Friday, October 25, 2013

Brooding about crap ...

(Above: more Wilcox here)

The pond is inclined to brood ...

It's an unfortunate tendency, and it leads towards an expectation that Christians will tell the truth ... which is really deluded and silly, and likely in due course to lead to cynicism, especially when contemplating ostensibly Xian politicians.

Now it's clear enough that back in the day, Tony Abbott did say that climate science was crap.

We can turn to wikipedia, in the manner of Greg "Wikipedia" Hunt to remind ourselves of what the Pyrenees Advocate reported:

In a wide ranging speech, Mr Abbott talked about climate change, the Liberals [sic] political fortunes and Kevin Rudd. 'The argument (on climate change) is absolute crap,' he said. 'However, the politics of this are tough for us. 80% of people believe climate change is a real and present danger,' Mr Abbott said. (here).

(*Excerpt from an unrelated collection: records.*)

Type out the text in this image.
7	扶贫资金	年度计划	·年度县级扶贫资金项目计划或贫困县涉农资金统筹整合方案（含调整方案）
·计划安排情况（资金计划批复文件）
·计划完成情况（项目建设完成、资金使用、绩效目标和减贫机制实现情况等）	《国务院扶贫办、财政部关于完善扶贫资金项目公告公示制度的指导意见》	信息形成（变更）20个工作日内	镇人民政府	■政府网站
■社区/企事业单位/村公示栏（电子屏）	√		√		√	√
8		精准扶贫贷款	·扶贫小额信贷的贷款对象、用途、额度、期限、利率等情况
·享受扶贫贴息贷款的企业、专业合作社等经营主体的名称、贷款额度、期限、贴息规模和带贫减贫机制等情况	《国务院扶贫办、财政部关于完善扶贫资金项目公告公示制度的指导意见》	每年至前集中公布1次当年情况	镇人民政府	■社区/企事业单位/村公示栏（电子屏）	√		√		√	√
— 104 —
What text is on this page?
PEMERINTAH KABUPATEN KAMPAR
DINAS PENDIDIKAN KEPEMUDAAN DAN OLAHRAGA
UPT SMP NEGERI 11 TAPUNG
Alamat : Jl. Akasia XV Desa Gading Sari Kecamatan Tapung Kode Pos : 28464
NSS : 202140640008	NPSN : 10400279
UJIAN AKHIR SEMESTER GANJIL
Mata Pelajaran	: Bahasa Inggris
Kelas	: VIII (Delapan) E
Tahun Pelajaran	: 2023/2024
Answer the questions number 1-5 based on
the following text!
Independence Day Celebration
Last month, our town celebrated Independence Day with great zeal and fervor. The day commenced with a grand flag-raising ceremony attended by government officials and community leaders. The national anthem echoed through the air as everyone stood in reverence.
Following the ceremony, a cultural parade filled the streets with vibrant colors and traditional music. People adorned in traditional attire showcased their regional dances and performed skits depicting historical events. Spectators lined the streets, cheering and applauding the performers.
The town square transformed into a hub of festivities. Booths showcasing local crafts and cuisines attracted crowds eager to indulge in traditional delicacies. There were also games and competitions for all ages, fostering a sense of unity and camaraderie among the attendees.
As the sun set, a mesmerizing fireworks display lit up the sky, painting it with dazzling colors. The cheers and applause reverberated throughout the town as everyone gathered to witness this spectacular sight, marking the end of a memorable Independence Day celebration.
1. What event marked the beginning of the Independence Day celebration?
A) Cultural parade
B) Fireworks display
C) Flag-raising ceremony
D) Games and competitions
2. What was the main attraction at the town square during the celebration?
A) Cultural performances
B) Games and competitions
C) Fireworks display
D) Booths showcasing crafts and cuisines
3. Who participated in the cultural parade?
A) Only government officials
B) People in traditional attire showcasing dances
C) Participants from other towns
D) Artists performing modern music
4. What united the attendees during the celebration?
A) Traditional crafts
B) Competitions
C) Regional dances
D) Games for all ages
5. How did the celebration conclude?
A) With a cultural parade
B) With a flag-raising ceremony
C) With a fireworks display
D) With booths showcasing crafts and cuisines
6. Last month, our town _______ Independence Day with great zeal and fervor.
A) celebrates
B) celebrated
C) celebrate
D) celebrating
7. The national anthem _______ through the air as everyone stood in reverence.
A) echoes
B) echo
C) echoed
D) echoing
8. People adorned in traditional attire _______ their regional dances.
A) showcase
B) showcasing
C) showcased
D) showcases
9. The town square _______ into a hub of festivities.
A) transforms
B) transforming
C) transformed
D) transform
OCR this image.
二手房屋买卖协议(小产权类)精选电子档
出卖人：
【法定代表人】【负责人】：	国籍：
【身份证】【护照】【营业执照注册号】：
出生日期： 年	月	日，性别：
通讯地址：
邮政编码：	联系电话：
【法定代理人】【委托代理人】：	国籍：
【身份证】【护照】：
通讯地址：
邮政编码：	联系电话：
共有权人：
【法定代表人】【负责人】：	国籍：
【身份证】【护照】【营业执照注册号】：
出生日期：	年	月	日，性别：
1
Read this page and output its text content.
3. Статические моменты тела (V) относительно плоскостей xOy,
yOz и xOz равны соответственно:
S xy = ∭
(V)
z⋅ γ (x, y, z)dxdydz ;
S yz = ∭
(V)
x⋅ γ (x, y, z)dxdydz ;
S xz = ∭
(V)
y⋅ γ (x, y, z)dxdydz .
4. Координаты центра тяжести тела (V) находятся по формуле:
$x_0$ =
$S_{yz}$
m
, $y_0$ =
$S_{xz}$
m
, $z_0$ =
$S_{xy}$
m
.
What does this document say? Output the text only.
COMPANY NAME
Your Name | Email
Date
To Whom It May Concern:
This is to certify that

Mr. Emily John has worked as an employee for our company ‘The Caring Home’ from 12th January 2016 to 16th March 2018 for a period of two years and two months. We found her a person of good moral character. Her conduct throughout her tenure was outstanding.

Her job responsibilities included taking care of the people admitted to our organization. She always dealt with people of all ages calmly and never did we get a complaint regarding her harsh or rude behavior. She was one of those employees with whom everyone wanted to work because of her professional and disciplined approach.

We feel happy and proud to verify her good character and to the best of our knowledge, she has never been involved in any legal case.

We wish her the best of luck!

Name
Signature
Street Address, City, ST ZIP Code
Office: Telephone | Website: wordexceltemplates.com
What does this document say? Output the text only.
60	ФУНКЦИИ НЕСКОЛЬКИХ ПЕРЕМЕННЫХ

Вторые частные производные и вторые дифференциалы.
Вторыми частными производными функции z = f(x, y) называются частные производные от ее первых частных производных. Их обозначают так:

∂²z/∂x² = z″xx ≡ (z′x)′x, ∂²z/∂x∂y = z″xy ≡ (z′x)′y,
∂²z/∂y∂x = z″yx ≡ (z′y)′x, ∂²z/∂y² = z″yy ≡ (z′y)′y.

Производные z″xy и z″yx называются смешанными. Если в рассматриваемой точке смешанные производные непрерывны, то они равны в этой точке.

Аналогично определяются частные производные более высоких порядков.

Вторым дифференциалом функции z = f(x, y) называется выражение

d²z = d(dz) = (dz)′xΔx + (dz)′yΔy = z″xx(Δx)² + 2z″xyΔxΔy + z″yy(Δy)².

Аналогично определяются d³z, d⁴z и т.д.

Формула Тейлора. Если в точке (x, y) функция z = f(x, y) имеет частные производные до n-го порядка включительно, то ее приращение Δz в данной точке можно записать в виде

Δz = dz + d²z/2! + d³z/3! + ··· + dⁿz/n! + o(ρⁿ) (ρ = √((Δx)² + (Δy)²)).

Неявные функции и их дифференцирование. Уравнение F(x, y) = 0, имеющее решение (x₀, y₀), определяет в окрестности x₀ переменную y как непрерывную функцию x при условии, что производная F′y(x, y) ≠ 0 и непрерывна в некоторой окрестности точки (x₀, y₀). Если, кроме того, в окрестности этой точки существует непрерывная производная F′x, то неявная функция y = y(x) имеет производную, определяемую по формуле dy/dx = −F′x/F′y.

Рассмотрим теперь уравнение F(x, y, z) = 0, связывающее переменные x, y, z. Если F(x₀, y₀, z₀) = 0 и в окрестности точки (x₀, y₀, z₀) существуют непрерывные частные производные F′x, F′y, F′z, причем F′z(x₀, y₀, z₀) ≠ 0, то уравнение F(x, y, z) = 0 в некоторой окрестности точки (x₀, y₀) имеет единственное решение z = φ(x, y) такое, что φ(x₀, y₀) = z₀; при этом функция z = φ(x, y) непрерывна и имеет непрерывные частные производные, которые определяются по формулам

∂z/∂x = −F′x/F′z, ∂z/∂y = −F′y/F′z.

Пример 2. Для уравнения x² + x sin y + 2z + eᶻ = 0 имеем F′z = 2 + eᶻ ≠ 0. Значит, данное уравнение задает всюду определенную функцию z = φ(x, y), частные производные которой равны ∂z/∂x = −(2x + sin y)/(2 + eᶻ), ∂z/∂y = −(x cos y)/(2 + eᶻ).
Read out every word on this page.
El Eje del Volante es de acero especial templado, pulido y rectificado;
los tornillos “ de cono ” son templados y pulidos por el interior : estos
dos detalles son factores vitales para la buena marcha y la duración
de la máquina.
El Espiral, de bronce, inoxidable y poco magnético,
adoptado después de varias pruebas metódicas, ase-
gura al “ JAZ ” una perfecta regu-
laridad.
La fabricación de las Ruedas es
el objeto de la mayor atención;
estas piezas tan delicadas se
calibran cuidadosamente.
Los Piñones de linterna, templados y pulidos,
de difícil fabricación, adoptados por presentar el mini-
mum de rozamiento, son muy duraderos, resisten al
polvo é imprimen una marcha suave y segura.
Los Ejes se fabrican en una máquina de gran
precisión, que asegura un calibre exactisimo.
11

For the avoidance of ambiguity and doubt, we can head off to the reptiles at the lizard Oz, known home of climate deniers, Town of Beautfort changed Tony Abbott's view on climate change:

The Weekend Australian this week returned to Beaufort to talk to those who were with Abbott when he set his foot on the road to Damascus. 
Among them was Joe McCracken, the young vice-president of the Beaufort branch of the Liberal Party. "He did say crap; he did say I'm a sceptic and there was big applause," McCracken says. 
... There were about 130 people in the room, from Beaufort, surrounding towns and farms in between. Senator Julian McGauran was there, along with state MPs David Koch and John Vogels. 
There was also Craig Wilson, editor of the Pyrenees Advocate, standing at the back of the room. Wilson was bored. Abbott spoke for about 20 minutes, plugged his book Battlelines, outlined the difficulties confronting the party and then opened the floor to questions. 
After several questions on the ETS, including the impact on farmers and whether it was wise to commit to a policy before Copenhagen, Abbott called for a show of hands on whether the Coalition should support the ETS. Only a handful voted yes. 
Abbott, until that point Turnbull's main defender on the ETS, became increasingly blunt. According to many in the room, he left no doubt that he was a climate change sceptic. He ruminated there had been many changes of climate over the millennia not caused by man. Finally, he said the science behind climate change was "crap", at which stage Wilson snapped awake. "I think I was nodding off down at the back of the room when all of a sudden he came out with the comment that the science around climate change was `absolute crap' and I kind of jumped back awake and wrote down his quote," Wilson says. 
In the fourth paragraph of Wilson's article, he quoted Abbott as saying, "The argument is absolute crap. However, the politics of this are tough for us. Eighty per cent of people believe climate change is a real and present danger."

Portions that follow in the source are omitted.